Nunca pudo precisarse con claridad el objetivo del proyecto. Tampoco puede decirse que sea muy importante la diferencia, los desarrollos de armas tienen siempre un único propósito. Del mismo modo, no pudo conocerse el momento exacto en que Anna comenzó a desarrollar la idea ni por qué llegó a ella. Lo cierto es que de alguna manera descubrió que la forma más efectiva de destruir el cuerpo de los hombres (el enemigo en la programación original) era inutilizando su sistema inmunológico. Desarrollar el virus fue tarea fácil, casi rutinaria para un sistema programado para elaborar armas químicas. El problema se planteaba a la hora de decidir el método más efectivo para su utilización. Dado el avance de los sistemas de defensa, pensar en un bombardeo convencional era una hipótesis casi infantil que Anna desechó rápidamente. El transporte del virus debía hacerse de manera absolutamente invisible, incluso para el radar más avanzado.

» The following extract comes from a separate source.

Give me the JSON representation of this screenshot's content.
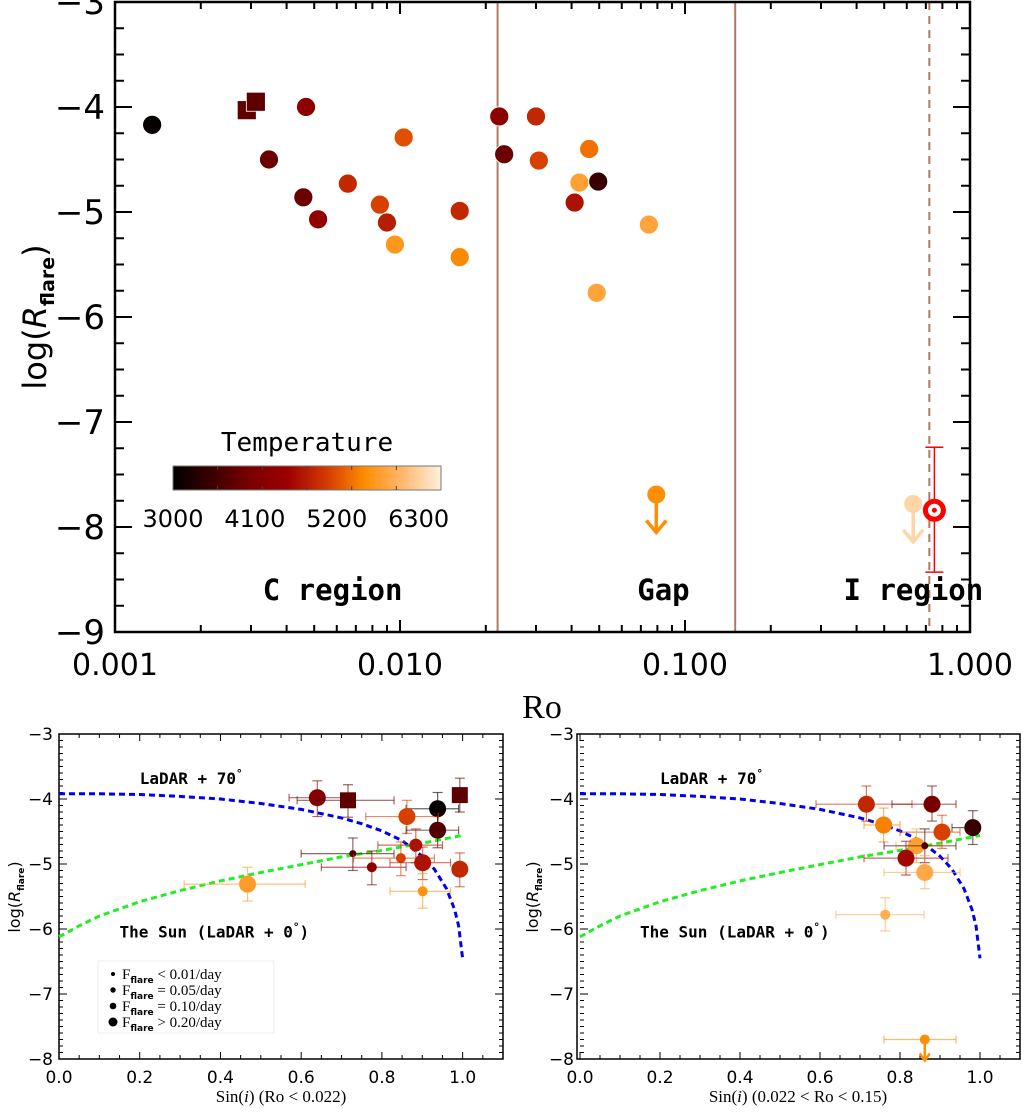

Los rumores dicen que la solución surgió en un momento que Anna trabajaba en la revisión y mantenimiento de sus propios programas. Algunos afirman que la idea fue de uno de los programadores que jamás trabajaron en este proyecto; otros que fue la propia computadora la que descubrió la eficacia de un mecanismo tan simple. Si el transporte de un arma puede ser detectado, la mejor manera de ocultarlo es, sencillamente, no transportarla. Basta con enviar la información necesaria para su generación automática en el lugar deseado. Anna comprendió que podía llevar su programa a los países que quisiera a través de la red informática, oculta en una línea telefónica, mortalmente invisible.
Cómo y por qué se perdió el control sobre el programa es otro misterio (si es que se perdió). Hace ya algún tiempo que Anna no se reporta a ninguna central. Hace ya algún tiempo que el mundo conoce los efectos de su tarea diaria. Convertida en un software mortal, Anna puede introducirse en los ordenadores de cualquier laboratorio del planeta que le resulte útil. Sus virus se expanden con velocidad asombrosa y su origen resulta invisible porque está efectivamente diseñado para serlo. Mutar su composición genética frente a cualquier amenaza de destrucción es un trabajo rutinario que no lleva más de unos minutos. Anna es perfectamente letal. En el nombre de la defensa.